The British Prime Minister highlights what emerged as a central theme of this year’s G7 summit: Democracy over autocracy, painting China as the poster child of autocratic governance.
Biden’s Clean Energy Ambitions Go Global
From Biden’s early days as a presidential candidate until today, developing green infrastructure has always been a top priority for the U.S. President. We wrote about it in Biden’s Policies Could Mint Millionaires and Biden’s Clean Energy Plan to Fuel Commodity Sector For Years.
Now, as the world emerges from the pandemic, President Biden is seriously looking to rein in China’s influence, precisely by taking his green infrastructure plans beyond America’s borders.
China’s Debt-to-GDP Ratio Approaches 300%…
Although it might seem that China managed to navigate the pandemic fiscally unscathed relative to their Western counterparts, the reality is more nuanced than that.
In late January 2021, the Bank of Finland reported that,
“The People’s Bank of China reports that the combined domestic debt of corporations, households and the public sector increased last year to a level equivalent to 280 % of GDP (285 trillion yuan or 36 trillion euros), up from 255 % of GDP in 2019. When China’s foreign debt (which the PBoC estimates to be 14.5 % of GDP at the end of June) is included, total debt rises to about 295 % of GDP.”
The article continues,
“China’s piling on of debt has long raised concerns among observers of the Chinese economy because rapid descents into indebtedness in other countries have typically led to major economic collapse or severe banking crises.”
If the U.S. is able to limit China’s GDP expansion, it could prove disastrous for the CCP and its currency, as China’s debt levels continue to grow.
Despite surging in 2020, the Chinese government’s debt to GDP has stayed relatively low at 66.8% compared to many Western Nations.

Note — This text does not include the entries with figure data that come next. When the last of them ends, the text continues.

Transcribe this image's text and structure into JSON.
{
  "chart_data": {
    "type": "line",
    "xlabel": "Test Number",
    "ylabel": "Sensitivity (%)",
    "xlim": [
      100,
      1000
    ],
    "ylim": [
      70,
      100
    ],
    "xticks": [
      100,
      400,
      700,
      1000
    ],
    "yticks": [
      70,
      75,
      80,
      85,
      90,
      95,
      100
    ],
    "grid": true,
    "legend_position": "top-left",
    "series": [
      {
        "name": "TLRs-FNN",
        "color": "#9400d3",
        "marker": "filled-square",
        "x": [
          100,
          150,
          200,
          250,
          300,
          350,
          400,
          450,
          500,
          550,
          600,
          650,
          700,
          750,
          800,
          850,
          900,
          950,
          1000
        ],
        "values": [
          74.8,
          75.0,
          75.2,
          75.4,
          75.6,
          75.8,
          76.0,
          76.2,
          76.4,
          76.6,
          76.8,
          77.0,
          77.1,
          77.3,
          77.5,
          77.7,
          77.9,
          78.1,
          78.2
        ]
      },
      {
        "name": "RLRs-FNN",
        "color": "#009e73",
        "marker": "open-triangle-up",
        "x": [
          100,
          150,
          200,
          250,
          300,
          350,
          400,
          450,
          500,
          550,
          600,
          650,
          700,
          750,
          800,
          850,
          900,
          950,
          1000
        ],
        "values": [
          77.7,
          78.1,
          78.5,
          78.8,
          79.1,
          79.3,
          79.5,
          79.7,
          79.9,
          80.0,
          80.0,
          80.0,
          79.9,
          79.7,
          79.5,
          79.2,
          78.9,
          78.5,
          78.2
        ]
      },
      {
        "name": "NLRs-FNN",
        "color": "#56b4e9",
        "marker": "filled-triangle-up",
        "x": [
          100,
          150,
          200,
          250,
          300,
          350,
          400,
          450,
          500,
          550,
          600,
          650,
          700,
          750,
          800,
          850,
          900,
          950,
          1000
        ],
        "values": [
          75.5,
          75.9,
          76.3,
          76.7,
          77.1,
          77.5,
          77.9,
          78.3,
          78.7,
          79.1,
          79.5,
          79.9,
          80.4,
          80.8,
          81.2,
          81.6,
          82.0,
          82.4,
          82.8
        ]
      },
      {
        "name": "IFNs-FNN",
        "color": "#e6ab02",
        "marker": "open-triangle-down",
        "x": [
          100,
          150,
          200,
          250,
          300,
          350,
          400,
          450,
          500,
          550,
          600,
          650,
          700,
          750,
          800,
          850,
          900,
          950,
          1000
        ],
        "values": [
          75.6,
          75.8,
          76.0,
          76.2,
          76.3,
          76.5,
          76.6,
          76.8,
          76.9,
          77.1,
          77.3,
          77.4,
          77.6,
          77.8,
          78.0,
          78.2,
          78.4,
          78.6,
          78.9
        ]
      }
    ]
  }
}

China Government Debt to GDP
However, China’s corporate debt is the country’s Achilles heel — and it appears to be in bubble territory.
Comparing it with the U.S., WolfStreet.com sheds some light on China’s heavy corporate debt loads:
“… as a percent of GDP (all in local currency), [China’s] business debt soared from an already sky-high 105% in 2002 to 161% in Q4 2020 (green line).”
The below chart says it all:
Note: China’s corporate debt is almost double that of the U.S.
The Bank of Finland concluded,
“Moreover, China was already engaged in efforts to bail out small and medium-sized banks before covid-19 struck, with so at least 500 billion yuan (BOFIT Weekly 40/2020) in public funds already expended. The lion’s share of Chinese debt exists in the form of bank loans taken by the corporate sector.”
These bank loans are going bad with more regularity, and Q1 of 2021 was particularly jarring. See the chart below to get an idea…
The G7’s Shifting Stance on China
The G7, corralled by the United States, has decided to unite around the goal of minimizing China’s growing influence over the global economy. What seems to be dawning on the West is that although China’s dependence on them for many of their goods provides leverage, it just isn’t enough.
Western leaders now feel the need to try and outplay the Chinese in their own global infrastructure development game, while in the meantime, calling into question China’s ways of doing business and the integrity of their economic system.
Meanwhile in China, the CCP will need to confront the potential economic pitfalls threatening their country, not the least of which is a looming debt crisis.
So, if Biden can will the G7 members into action on their new “Build Back Better World” plan, while the Chinese struggle to contain an impending economic disaster of their own, the tables might actually start to turn on Beijing and fortify American hegemony.